К началу XIX столетия этнодемографиче-ская картина на Северном Кавказе выглядела уже сложившейся и относительно устойчивой. За каждым народом закрепилась определённая территория и, хотя границы, время от времени, подвергались незначительной корректировке, масштабных перемещений населения не происходило.

Северокавказский мир (миросоциум) на тот момент представлял собой достаточно пёстрый конгломерат, состоявший из различных сообществ, придерживавшихся определённого порядка как во внутренних, так и во внешних взаимодействиях, и в основании которого лежала выработанная долговременным опытом система сдержек и противовесов.

Миросоциум представляет собой тесную связь и взаимную обусловленность географического и социокультурного пространства. Особенности каждого региона влияют на становление и функционирование «общественных институтов, связанных тесными узами с физико-географическими структурами региона, которые предопределяли формы существующего там общественного быта и хозяйственной деятельности» [9, с. 90].

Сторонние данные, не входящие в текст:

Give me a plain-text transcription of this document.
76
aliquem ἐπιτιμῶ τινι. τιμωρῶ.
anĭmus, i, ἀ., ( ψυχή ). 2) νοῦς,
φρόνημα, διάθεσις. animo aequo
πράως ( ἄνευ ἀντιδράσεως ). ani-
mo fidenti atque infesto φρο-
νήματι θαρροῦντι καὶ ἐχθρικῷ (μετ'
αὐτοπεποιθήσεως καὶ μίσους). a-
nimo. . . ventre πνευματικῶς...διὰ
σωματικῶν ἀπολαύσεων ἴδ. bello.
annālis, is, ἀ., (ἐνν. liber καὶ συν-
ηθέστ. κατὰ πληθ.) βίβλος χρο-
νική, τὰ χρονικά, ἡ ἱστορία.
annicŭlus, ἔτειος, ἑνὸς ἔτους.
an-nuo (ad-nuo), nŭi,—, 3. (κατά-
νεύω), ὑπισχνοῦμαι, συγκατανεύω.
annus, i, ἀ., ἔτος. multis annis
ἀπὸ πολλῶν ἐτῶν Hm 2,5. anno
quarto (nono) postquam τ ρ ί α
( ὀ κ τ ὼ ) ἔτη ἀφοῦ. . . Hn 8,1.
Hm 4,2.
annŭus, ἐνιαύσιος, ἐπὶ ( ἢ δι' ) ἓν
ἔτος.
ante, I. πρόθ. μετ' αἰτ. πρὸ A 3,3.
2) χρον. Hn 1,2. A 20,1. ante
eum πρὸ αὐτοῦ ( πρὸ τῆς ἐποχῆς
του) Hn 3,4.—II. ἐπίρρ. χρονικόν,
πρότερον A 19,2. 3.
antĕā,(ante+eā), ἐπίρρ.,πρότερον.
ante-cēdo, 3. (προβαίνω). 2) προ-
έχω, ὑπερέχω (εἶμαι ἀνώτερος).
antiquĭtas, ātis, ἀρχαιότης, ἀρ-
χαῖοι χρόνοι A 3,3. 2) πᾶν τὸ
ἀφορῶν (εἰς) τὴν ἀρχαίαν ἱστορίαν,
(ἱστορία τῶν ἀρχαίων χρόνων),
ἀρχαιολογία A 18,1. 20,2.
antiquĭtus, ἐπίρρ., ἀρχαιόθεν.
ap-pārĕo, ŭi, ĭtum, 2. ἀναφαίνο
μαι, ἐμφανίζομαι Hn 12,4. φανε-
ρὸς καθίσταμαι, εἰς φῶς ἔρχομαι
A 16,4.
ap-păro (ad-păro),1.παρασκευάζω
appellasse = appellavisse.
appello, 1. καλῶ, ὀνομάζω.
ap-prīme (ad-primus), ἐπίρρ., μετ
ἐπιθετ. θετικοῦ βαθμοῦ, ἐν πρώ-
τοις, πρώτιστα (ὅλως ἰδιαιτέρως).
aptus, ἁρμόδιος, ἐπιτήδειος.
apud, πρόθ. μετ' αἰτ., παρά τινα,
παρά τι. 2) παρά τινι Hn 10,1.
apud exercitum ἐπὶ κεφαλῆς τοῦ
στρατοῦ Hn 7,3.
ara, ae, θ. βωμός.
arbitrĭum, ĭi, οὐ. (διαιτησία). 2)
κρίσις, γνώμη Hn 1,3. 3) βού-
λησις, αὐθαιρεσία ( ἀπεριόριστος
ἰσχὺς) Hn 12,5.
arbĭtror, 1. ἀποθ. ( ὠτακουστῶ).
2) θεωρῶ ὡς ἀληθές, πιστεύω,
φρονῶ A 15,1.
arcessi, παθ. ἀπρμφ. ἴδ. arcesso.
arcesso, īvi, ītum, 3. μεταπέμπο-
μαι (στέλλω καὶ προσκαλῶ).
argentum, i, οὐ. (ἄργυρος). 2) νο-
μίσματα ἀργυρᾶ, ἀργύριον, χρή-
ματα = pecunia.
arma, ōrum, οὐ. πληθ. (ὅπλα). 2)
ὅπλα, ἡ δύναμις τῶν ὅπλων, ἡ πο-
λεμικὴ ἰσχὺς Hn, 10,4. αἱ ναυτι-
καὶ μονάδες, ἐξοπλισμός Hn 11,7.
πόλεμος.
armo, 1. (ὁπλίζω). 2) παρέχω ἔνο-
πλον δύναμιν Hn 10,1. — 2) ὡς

При кажущейся стабильности такое мироустройство было весьма уязвимо для внутри- и внешнеполитического воздействия, и усиливавшийся российский фактор неминуемо должен был повлиять на сложившееся положение вещей.

На территории Северо-Западного Кавказа проживали многочисленные черкесские племена. Процесс их этнической консолидации был ещё далёк от завершения, а потому они делились на шапсугов, натухайцев, убыхов, абадзехов, жанеевцев и т.д. При внешней схожести, они имели свои особенности, в большей степени связанные с мировоззренческой обособленностью, что характерно для народов, до конца не изживших традиции архаики.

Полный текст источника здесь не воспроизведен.